Previously, this money had been invested in US treasury bonds - buying US government debt - but Chinese officials have repeatedly warned that increasing US debt levels and political paralysis in Washington are making debt investments less appealing.
But China cannot sell its investments in US Treasury Bonds without causing the value to drop. As the biggest holder of the asset, any moves away from US debt would hurt China, which would be left holding a bag of worthless paper. "Just a few words from China that they wished to divest or even to stop purcashing T-Bills would hurt them [both China and the US] very much," Houlden said. For the time being, China is likely to keep buying US debt, while attempting to slowly shift reserves into other properties.

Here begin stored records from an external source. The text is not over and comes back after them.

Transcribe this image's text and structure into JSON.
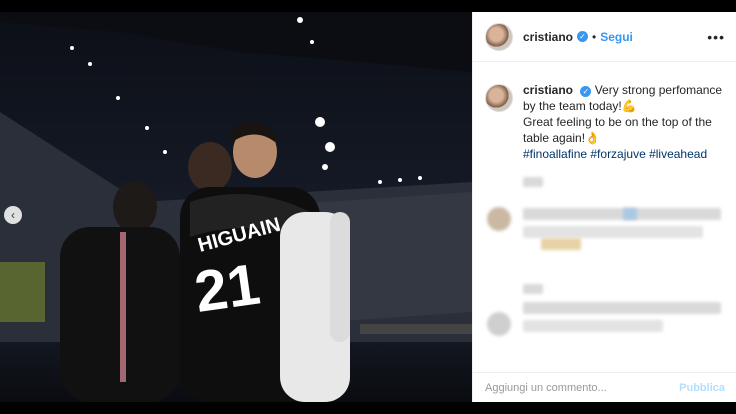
{
  "post": {
    "username": "cristiano",
    "follow_label": "Segui",
    "separator": "•",
    "more_icon": "•••",
    "verified_mark": "✓",
    "caption": {
      "line1": "Very strong perfomance",
      "line2": "by the team today!💪",
      "line3": "Great feeling to be on the top of the",
      "line4": "table again!👌",
      "hashtags": "#finoallafine #forzajuve #liveahead"
    },
    "photo_jersey_name": "HIGUAIN",
    "photo_jersey_number": "21"
  },
  "comment_box": {
    "placeholder": "Aggiungi un commento...",
    "publish_label": "Pubblica"
  },
  "carousel": {
    "prev_icon": "‹"
  },
  "colors": {
    "link": "#3897f0",
    "hashtag": "#003569",
    "publish_disabled": "#b2dffc"
  }
}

Trying to convert investments in treasury bills into hard assets in western countries hasn't always been easy. Canadian officials blocked a takeover attempt by an Australian firm on mining giant Potash Co last year, saying it would not be beneficial to Canadians. In 2005, CNOOC attempted to buy the US oil company Unocal for $18.5bn, but regulators blocked it on national security grounds.
State and corporate power
CNOOC's operating structure is considered murky by some analysts. Its divisions are traded on international stock markets and the company has pledged to keep Nexen listed on the Toronto Stock Exchange (TSX). The firm traded on the TSX is apparently a subsidiary of a bigger corporation which is owned largely by China's government, allowing the company to secure financing with low interest rates often unavailable to its competitors.

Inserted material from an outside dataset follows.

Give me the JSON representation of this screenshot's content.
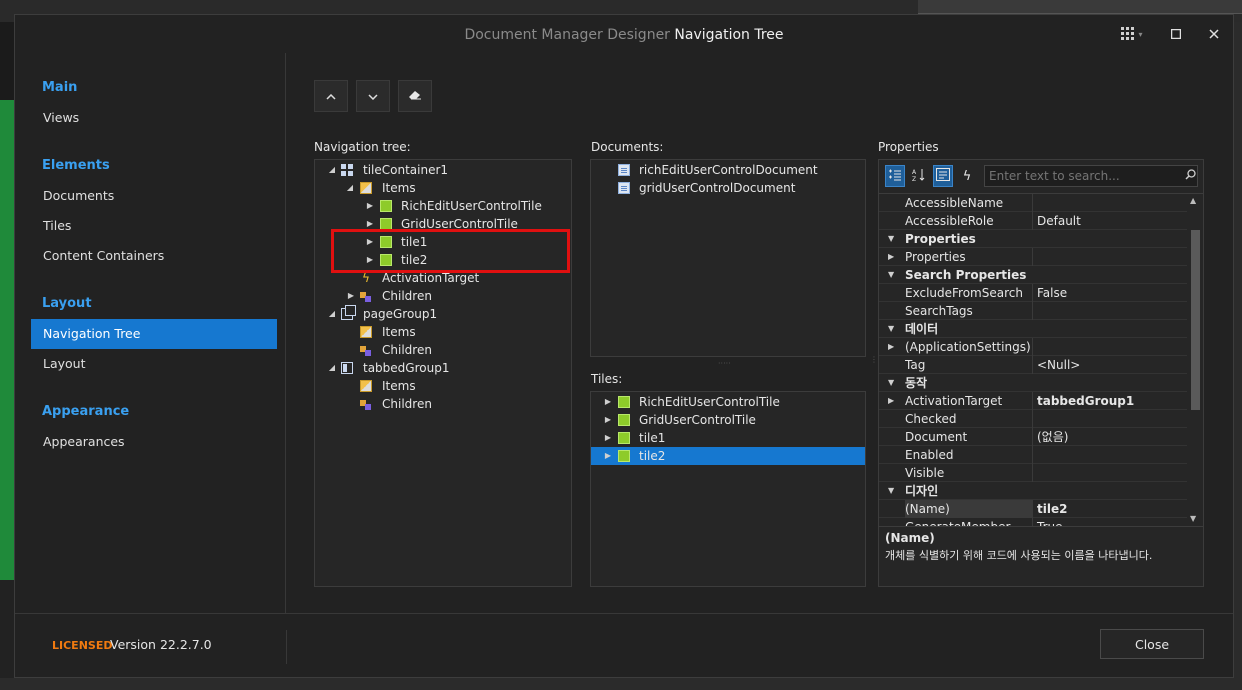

With Chinese state firms, it is often unclear where national interests end and corporate interests begin, worrying some western capitalists.
"In the past 10-15 years we have seen these companies emerge as increasingly powerful actors vis-à-vis the Chinese government," Downs said. "There has been a devolution of power away from the state to these powerful firms," she said, adding that top executives in major companies are still appointed by the Chinese state.
The majority of the world's oil and gas reserves, some 75 per cent of total global production, are controlled by state owned companies. The big names of the oil game: Shell, Exxon, BP and Total are small players compared with Saudi Aramco, Russia's Gazprom and Petroleos de Venezuela. Canada and the US are some of the only places where foreign firms can directly buy upstream petroleum access.
"There are lots of state owned companies operating in the tar sands," Laxer said. "None of them are Canadian." If anything, the power of Chinese state capitalism should give Canadian policy makers pause in how they govern their own oil sector, where critics say finite and highly polluting resources are not managed for the public good.